Two nations are in your womb,
  and two peoples from within you will be separated;

one people will be stronger than the other,

  and the older will serve the younger.

In one sense, it is troubling to know what the future holds and, yet, it also gives one a sense of peace. The story which plays out over the following chapters (in the next reading) begin to see this relationship play out. Further, in the greater scheme of history, the relationship sets the foundation of the relationship of their descendants. All in all, this story is nothing short of God’s sovereignty over history expressed in a, somewhat, tangible form.

The relationship between Israel (Jacob) and Edom (Esau) is just one of many dramas of God’s sovereignty as revealed to Rebekah.
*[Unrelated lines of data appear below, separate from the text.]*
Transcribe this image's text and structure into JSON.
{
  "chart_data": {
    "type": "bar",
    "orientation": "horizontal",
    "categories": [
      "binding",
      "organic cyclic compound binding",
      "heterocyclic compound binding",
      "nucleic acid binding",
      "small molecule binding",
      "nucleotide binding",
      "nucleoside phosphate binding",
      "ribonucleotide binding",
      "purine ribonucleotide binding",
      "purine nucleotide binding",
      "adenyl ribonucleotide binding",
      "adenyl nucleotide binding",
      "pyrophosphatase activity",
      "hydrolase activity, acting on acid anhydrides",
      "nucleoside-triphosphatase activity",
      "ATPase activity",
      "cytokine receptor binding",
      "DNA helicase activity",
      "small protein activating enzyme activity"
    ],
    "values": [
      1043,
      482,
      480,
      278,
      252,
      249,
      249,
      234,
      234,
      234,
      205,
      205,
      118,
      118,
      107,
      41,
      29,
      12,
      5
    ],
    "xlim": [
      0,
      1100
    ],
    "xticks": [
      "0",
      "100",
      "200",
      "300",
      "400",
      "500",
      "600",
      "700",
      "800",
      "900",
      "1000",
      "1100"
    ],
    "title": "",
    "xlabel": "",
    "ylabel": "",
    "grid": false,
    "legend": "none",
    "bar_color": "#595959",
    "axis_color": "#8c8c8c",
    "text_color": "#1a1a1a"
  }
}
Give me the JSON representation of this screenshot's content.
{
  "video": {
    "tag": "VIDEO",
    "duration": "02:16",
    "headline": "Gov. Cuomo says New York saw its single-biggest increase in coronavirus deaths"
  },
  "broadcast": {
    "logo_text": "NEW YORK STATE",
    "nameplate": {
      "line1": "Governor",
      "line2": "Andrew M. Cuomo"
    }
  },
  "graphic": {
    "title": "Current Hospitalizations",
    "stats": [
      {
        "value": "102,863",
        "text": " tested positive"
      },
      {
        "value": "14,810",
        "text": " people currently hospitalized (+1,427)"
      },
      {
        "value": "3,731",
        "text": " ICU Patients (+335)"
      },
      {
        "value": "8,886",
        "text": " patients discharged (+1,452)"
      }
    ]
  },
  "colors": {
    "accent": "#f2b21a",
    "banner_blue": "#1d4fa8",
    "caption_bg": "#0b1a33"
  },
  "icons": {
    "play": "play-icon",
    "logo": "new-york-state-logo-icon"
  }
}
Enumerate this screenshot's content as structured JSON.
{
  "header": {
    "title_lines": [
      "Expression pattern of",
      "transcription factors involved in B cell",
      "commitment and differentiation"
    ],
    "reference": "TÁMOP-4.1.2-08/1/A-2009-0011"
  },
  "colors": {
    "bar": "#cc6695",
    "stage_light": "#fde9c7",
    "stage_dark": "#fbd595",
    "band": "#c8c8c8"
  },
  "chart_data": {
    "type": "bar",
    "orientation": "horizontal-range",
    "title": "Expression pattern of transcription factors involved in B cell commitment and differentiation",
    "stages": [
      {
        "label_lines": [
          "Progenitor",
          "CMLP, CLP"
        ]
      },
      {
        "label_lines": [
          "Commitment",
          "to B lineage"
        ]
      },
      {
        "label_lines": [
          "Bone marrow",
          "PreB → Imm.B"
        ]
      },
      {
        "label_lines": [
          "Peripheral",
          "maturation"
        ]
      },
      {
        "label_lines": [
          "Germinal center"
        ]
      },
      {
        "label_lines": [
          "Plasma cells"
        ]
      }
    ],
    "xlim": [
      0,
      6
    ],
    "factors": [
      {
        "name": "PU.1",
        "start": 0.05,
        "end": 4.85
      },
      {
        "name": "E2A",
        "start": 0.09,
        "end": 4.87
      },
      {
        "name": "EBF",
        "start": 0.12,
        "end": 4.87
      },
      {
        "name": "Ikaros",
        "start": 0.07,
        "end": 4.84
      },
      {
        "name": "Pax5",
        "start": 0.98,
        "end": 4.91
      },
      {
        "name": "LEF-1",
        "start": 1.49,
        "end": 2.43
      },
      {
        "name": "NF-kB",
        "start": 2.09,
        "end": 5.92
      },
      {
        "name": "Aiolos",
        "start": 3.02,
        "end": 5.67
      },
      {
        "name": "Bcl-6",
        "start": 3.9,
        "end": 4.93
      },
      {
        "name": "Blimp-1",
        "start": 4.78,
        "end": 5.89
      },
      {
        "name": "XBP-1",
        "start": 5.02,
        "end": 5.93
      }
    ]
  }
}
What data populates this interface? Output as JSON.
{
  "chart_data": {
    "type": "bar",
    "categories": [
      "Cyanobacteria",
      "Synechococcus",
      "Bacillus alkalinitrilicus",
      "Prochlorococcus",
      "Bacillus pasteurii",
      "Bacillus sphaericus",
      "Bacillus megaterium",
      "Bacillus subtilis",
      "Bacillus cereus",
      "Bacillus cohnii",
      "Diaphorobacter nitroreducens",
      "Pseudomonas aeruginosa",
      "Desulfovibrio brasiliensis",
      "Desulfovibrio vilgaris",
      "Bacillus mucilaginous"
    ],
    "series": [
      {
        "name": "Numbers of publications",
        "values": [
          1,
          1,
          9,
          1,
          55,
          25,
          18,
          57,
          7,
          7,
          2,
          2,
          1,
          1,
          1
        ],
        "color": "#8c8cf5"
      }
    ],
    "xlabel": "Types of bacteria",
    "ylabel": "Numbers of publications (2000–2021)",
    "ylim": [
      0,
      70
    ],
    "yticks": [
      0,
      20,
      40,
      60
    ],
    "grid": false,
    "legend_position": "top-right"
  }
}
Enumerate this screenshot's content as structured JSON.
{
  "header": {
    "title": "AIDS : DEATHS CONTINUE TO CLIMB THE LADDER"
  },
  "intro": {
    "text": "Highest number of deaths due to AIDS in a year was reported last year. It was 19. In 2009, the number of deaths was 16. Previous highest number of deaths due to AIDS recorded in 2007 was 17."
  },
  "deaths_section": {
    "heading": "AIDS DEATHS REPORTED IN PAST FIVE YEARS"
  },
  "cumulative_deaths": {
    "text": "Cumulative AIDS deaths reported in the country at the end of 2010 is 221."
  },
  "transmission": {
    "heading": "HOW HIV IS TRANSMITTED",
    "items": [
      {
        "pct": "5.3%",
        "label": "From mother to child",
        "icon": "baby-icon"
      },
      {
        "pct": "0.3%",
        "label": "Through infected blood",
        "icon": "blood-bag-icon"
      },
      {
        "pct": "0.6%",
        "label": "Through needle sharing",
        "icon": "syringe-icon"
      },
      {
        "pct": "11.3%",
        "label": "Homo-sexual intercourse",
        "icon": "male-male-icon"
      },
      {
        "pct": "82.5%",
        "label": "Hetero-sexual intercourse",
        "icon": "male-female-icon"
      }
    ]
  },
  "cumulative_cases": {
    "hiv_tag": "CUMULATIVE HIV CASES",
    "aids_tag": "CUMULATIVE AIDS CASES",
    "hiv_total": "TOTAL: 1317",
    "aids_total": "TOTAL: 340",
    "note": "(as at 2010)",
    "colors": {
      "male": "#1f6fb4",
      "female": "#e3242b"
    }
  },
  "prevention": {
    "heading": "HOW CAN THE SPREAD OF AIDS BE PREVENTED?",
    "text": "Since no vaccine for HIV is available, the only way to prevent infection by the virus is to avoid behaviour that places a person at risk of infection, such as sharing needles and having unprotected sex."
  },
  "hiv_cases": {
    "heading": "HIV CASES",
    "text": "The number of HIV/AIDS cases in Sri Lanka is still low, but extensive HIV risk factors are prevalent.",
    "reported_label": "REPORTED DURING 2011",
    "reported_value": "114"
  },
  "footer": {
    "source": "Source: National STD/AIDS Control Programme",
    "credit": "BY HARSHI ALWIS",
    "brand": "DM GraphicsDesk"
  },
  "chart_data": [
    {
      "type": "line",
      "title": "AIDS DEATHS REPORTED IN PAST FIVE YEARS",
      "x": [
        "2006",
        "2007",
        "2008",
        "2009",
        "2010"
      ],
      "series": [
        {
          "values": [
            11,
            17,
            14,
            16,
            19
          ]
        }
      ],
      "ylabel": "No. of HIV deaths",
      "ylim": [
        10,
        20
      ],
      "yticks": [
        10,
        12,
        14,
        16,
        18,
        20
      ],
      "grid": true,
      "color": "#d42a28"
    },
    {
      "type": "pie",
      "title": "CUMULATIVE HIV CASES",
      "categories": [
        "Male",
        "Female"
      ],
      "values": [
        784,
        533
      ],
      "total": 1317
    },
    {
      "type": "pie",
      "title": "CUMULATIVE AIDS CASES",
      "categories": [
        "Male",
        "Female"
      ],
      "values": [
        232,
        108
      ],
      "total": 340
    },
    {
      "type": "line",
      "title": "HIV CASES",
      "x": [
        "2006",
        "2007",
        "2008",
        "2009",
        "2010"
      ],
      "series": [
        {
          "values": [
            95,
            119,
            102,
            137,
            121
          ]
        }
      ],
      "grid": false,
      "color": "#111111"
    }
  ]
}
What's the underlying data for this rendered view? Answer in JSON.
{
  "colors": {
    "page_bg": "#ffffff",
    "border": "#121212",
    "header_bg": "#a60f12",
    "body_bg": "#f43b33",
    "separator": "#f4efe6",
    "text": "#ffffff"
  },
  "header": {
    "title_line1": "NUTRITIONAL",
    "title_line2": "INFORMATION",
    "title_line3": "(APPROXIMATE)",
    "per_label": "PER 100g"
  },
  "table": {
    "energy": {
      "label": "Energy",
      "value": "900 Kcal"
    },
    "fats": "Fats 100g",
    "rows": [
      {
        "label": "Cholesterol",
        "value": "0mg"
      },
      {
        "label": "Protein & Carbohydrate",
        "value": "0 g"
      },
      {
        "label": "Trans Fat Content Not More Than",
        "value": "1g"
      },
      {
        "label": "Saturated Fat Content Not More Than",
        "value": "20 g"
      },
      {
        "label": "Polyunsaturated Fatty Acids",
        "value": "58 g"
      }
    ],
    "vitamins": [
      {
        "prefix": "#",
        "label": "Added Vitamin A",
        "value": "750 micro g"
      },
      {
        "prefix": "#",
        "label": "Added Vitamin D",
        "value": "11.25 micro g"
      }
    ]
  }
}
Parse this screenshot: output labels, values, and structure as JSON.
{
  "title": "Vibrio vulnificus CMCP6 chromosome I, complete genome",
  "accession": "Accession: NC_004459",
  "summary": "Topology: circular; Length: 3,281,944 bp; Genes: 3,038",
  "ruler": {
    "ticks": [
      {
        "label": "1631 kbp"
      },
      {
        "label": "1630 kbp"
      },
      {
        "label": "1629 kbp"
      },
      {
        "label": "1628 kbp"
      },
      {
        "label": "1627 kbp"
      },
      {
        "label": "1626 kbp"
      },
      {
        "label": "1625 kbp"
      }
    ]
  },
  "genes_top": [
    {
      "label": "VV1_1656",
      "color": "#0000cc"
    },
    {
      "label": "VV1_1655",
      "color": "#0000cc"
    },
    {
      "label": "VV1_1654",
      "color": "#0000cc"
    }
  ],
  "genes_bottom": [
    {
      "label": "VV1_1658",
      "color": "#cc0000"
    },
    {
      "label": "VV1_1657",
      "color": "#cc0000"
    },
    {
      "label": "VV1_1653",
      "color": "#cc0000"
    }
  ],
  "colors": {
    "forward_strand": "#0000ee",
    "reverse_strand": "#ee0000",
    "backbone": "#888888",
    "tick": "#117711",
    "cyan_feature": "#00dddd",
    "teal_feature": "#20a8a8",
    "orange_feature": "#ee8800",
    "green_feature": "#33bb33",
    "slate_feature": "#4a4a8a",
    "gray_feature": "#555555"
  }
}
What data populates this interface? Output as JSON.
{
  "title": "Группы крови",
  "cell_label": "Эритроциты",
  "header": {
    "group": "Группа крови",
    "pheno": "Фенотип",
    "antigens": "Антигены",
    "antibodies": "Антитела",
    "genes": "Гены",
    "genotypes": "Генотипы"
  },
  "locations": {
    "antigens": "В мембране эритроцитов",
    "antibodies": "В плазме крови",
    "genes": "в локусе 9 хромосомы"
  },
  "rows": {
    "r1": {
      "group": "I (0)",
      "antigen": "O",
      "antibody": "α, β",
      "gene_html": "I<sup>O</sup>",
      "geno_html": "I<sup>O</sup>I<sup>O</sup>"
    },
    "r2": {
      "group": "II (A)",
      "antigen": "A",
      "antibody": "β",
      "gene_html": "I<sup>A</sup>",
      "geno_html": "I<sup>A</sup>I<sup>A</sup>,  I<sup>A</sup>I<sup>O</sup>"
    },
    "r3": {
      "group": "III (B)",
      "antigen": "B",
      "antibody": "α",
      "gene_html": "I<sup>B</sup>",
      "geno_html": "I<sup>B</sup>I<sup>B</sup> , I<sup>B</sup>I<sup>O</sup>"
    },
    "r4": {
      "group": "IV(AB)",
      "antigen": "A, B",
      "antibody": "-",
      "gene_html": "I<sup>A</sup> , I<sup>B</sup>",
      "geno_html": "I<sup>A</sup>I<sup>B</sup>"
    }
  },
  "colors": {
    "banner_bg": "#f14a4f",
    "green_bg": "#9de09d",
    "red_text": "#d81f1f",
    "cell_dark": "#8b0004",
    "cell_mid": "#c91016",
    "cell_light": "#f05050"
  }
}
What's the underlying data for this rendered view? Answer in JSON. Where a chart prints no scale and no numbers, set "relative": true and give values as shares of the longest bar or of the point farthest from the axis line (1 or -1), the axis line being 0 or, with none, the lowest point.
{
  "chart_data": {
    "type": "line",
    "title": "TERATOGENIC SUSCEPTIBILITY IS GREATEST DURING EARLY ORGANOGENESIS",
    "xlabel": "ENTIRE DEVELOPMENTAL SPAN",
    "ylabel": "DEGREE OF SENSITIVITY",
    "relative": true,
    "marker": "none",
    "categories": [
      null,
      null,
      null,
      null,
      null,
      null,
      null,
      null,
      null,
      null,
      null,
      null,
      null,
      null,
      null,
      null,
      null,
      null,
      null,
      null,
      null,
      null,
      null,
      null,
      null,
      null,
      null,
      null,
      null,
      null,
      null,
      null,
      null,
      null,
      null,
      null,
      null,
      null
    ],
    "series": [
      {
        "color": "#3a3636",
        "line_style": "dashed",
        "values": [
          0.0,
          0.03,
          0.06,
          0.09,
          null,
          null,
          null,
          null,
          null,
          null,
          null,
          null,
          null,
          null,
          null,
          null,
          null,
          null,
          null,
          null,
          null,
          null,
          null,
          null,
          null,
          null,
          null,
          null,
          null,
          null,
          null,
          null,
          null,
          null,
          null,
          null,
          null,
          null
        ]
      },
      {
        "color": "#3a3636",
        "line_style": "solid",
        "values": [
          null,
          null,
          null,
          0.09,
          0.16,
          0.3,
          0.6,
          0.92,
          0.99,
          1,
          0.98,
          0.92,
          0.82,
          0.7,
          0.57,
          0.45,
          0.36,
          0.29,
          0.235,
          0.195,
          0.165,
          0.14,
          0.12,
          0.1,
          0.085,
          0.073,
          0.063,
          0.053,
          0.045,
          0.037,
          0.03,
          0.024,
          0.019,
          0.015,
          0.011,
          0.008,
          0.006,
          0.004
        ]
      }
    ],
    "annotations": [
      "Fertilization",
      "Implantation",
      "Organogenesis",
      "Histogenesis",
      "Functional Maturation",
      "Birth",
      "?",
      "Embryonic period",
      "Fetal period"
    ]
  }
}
Why did God choose Jacob over Esau? Well, no one can say with certainty, but what we can say is that God’s plan saw Jacob as the vessel through which history would unfold. Jacob’s life is full of tension and rivalry; yet, in the overall schema, each aspect of his life would play a significant part in the future.

As I stand back and recount this story in view of history, I cannot help but be amazed at the details of a sovereign God. The details which allow the strangest of events and twists in one’s story to become significant turning points for a future unknown to us. Who knows how the struggles of today will play out in the future to come; how was Esau to know that his indifference to his birthright was foreseen at birth and would subject him and his descendants to a life in the shadow of his brother?